O Presidente da República lamentou que tanto os partidos como os Ministérios tenham sido esvaziados dos seus gabinetes de estudos e de pensamento, atacando particularmente o facto de, para colmatar essa lacuna, o Governo de António Costa em 2020 ter recorrido a um ‘gestor privado’ (António Costa Silva – hoje ministro da Economia) para definir a visão estratégica do Plano de Recuperação e Resiliência (PRR) de Portugal.

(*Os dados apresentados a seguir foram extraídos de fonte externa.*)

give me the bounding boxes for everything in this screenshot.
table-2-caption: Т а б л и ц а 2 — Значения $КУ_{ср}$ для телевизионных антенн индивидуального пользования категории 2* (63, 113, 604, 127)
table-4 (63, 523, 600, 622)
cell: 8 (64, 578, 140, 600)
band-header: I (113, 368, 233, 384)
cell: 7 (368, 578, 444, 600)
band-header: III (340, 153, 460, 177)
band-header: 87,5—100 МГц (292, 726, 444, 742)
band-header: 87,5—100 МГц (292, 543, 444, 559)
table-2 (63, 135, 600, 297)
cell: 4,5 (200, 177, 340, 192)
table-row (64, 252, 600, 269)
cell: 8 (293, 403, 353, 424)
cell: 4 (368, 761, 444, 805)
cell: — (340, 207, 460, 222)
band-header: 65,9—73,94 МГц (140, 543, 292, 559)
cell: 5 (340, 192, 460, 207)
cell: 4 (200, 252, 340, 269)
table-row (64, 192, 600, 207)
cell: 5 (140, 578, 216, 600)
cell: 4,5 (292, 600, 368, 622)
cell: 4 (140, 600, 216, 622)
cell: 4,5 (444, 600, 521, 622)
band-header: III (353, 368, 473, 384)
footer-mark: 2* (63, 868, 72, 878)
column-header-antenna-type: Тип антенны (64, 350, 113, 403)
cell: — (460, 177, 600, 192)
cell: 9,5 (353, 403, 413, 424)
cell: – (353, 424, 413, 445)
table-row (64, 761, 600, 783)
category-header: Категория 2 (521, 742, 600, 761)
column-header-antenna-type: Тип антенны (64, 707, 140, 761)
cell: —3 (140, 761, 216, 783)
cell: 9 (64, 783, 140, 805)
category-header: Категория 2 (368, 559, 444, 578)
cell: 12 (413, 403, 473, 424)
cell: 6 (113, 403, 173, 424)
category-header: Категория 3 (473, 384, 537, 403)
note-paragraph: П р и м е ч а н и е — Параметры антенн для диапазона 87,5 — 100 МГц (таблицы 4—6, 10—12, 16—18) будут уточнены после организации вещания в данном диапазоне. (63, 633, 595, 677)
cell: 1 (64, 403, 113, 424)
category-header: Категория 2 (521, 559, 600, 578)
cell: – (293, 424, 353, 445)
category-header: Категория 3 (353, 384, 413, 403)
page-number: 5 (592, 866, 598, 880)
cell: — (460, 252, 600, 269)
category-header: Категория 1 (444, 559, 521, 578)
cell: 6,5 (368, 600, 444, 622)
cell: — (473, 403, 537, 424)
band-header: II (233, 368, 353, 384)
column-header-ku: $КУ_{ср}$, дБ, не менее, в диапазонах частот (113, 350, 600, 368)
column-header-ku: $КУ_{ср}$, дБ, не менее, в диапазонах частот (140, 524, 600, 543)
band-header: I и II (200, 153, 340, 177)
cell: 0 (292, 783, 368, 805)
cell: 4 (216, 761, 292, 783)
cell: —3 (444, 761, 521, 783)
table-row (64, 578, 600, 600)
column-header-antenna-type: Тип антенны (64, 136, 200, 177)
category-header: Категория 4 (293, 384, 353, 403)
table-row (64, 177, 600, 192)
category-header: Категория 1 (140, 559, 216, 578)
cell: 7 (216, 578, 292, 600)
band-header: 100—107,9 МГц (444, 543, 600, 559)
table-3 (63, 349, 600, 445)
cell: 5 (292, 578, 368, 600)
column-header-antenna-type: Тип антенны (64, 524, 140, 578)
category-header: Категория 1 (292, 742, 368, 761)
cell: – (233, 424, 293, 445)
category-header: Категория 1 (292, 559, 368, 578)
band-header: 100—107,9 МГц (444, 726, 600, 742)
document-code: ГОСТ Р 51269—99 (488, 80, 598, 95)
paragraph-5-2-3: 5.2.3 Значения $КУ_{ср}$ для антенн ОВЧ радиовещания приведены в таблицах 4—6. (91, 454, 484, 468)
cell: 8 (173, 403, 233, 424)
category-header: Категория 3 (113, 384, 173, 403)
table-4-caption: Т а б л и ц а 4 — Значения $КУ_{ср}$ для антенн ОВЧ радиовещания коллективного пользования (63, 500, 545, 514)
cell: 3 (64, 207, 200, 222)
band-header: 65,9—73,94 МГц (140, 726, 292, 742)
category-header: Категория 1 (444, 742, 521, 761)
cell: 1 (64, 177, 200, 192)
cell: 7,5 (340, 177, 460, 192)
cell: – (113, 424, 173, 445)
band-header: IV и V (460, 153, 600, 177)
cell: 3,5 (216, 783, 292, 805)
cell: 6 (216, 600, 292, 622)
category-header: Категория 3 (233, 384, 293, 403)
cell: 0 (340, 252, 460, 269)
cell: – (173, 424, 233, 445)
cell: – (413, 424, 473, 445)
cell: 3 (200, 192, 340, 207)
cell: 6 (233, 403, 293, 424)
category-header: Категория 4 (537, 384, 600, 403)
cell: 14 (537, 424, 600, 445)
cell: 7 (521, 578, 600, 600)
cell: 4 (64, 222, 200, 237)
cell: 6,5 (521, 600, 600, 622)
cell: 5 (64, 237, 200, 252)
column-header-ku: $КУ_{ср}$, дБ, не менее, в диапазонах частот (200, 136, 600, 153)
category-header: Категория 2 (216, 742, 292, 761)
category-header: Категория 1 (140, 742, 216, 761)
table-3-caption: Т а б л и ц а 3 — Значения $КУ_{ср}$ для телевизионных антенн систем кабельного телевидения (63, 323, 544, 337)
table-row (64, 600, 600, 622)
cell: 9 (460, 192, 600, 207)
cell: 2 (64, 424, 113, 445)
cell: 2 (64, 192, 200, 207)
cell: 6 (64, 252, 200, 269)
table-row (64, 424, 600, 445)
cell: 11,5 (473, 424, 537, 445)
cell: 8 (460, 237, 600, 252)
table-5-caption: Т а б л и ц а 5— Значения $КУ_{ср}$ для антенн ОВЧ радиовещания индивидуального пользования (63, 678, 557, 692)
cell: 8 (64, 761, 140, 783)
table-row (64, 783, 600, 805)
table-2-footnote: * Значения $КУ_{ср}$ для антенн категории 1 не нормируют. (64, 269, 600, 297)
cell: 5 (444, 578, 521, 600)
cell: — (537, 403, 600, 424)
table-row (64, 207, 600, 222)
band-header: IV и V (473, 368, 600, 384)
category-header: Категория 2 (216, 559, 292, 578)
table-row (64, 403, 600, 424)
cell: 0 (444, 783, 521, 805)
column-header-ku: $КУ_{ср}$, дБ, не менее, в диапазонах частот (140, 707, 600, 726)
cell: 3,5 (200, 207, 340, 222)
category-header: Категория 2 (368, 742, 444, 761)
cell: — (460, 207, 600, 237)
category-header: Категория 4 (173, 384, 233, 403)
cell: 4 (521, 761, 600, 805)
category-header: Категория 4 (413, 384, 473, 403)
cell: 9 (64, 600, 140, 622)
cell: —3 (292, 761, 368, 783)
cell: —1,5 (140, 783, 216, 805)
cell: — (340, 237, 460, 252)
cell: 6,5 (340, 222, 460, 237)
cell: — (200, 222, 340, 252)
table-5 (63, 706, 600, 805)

«Os partidos deixaram de ter gabinetes internos e o Estado deixou de ter Ministérios com gabinetes de planeamento ativos. Chegámos até ao ponto do programa de recuperação e resiliência ter arrancado de um ensaio pedido pelo Governo a um gestor particularmente prestigiado [Costa Silva] e não do labor tradicional dos gabinetes de estudos existentes para esse efeito», criticou Marcelo Rebelo de Sousa, numa entrevista agora publicada na mais recente edição da revista Democracia e Liberdade, que foi apresentada, nesta quinta-feira, por Manuel Monteiro, presidente do IDL-Instituto Amaro da Costa, numa sessão que contou com a participação do professor catedrático da Faculdade de Direito da Universidade de Lisboa Paulo Otero e da jornalista Ângela Silva, na sede do instituto, em Lisboa.
Na conversa com o Presidente conduzida por Manuel Monteiro, Marcelo recorda que após o 25 de Abril os partidos tinham gabinetes de estudos e os próprios Ministérios tinham gabinetes de planeamento.
«Além disso, existiam fundações ou institutos, com o apoio estrangeiro dos partidos congéneres, sobretudo alemães, que eram os mais empenhados nessa componente doutrinária e ideológica da democracia nascente. Os três maiores partidos na altura, o Partido Socialista, o Partido Social Democrata e o Centro Democrático e Social tinham de facto institutos fortes, fundações muito fortes, alguns até tinham mais do que uma fundação, por exemplo, umas para as temáticas gerais, outras para o setor de trabalho, outras para o setor local, chamado poder local, e isto vingou nos anos 70, 80, até 90, e depois ou desapareceram ou passaram a ter um papel muito residual», traça o chefe de Estado, considerando que nos partidos a situação é ainda mais «desoladora», apesar dos esforços para se manterem esses laboratórios de pensamento.
«Eu próprio presidi a um desses Institutos, no âmbito do Partido Social Democrata, promovendo a transição para o Instituto Sá Carneiro, mas o que acontece é que não houve a transição geracional, os mais antigos foram-se afastando pela própria lei da vida, e os mais jovens tinham outro tipo de atividades e outro tipo de organizações, outras estruturas de enquadramento», continua, apontando que o esmorecimento destes espaços de reflexão também é explicado pelas dinâmicas dos partidos quando estão na governação ou na oposição.
«Fosse à direita, à esquerda, ou ao centro, existia uma preocupação grande em promover uma permanente reflexão e ponderação sobre todo o tipo de assuntos. Mas isso perdeu-se largamente e, perdeu-se por isto: os partidos quando estavam no governo estavam muito empenhados e descuravam o que dizia respeito ao reviver partidário, à reflexão sobre a realidade política, económica e social; e quando estavam na oposição ou estavam a sarar as feridas com divisões e querelas internas, ou estavam apenas preocupados em definir estratégias que os levassem de novo ao poder, sem grande vagar para tratar do médio e longo prazo», acusa Marcelo.